In low income settings sending teams into the community to collect samples is one part of the solution to this. However, venous blood samples will need to be processed and frozen within a few hours of sample collection (Yin et al. 2015) and in rural areas of an LIC access to laboratory facilities to do this is unlikely to be available. It is with these limitations in mind that dried blood spots represent an attractive alternative to venous blood collection as it enables samples to be collected in remote geographic locations because processing the sample for storage does not require laboratory facilities (Spooner et al. 2019; Li and Tse 2010). The ability to collect smaller blood volumes is also attractive for working with fragile patient populations in LIC settings e.g. malnourished infants (Spooner et al. 2019; Lakshmy et al. 2014; Komada et al. 2015). In addition to this Prentice et al. (Prentice et al. 2013) showed that whilst room temperature storage of DBS samples for two years does lead to significant differences in metabolite composition, room temperature storage for just a week has very little effect, meaning that there can be a short delay between sample collection and storage at either − 20 °C or − 80 °C. These findings are consistent with other studies that have shown that a range of analytes including lipids, HIV antibodies and drugs including ceftriaxone and cocaine are stable on DBS cards stored at room temperature for short periods (Kyle et al. 2017; Page-Sharp et al. 2016; Yassin et al. 2013; Alfazil and Anderson 2008). In the context of research, where large sample cohorts can take several years to collect and especially when repeat sampling is involved, the effect of long term storage at − 80 °C is also an important experimental factor to consider. Prentice et al. also looked at the stability of lipid analytes in DBS stored at both − 20 °C and − 80 °C and demonstrate that storage at − 80 °C for 2 years had a minimal effect on the lipid composition of the DBS samples (Prentice et al. 2013).

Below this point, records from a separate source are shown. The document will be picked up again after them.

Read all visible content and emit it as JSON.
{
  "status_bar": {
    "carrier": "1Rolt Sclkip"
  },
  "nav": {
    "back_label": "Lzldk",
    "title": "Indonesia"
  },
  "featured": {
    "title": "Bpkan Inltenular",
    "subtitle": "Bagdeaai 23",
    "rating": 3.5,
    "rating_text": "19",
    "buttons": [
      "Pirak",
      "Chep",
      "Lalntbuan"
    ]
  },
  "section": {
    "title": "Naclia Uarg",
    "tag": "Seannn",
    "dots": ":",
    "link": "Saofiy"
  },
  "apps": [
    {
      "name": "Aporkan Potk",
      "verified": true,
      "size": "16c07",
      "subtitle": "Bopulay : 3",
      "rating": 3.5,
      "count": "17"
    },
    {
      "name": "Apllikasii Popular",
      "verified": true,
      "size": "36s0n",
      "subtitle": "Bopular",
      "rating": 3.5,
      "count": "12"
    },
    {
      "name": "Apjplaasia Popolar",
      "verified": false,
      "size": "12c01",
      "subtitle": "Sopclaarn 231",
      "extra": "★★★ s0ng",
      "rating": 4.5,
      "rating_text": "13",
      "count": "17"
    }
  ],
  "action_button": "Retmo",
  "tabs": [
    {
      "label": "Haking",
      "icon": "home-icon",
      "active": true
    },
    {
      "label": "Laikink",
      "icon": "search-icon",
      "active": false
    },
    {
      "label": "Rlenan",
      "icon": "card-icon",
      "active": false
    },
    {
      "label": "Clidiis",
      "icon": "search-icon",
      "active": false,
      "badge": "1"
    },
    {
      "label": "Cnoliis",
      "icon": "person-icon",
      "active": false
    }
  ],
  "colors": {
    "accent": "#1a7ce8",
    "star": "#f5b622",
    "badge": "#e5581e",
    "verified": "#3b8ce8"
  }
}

For both research and health care monitoring it is important to determine if there is good concordance in the concentrations measured in both DBS and plasma samples. There is a significant body of literature looking at how to analyse a wide range of drug analytes in these samples (Wilhelm et al. 2014; Elst et al. 2013; Manicke et al. 2011), with DBS samples being standardly used pharmokinetic studies in neonates and young children (Abu-Rabie and Spooner 2009). An array of endogenous compounds have also been measured from dried blood spots including HbA1c (Crimmins et al. 2014; Lacher et al. 2013), total cholesterol (Abhijit et al. 2016; Miller et al. 2015; Corso et al. 2016), HDL (Lacher et al. 2013; Miller et al. 2015; Samuelsson et al. 2015), triglyceride (Lakshmy et al. 2012,2010; Quraishi et al. 2006) and CRP (Elst et al. 2013) among others. A detailed discussion of this literature is beyond the scope of this manuscript and there are several excellent reviews on this subject (Spooner et al. 2019; Zakaria et al. 2016; Chance et al. 2014).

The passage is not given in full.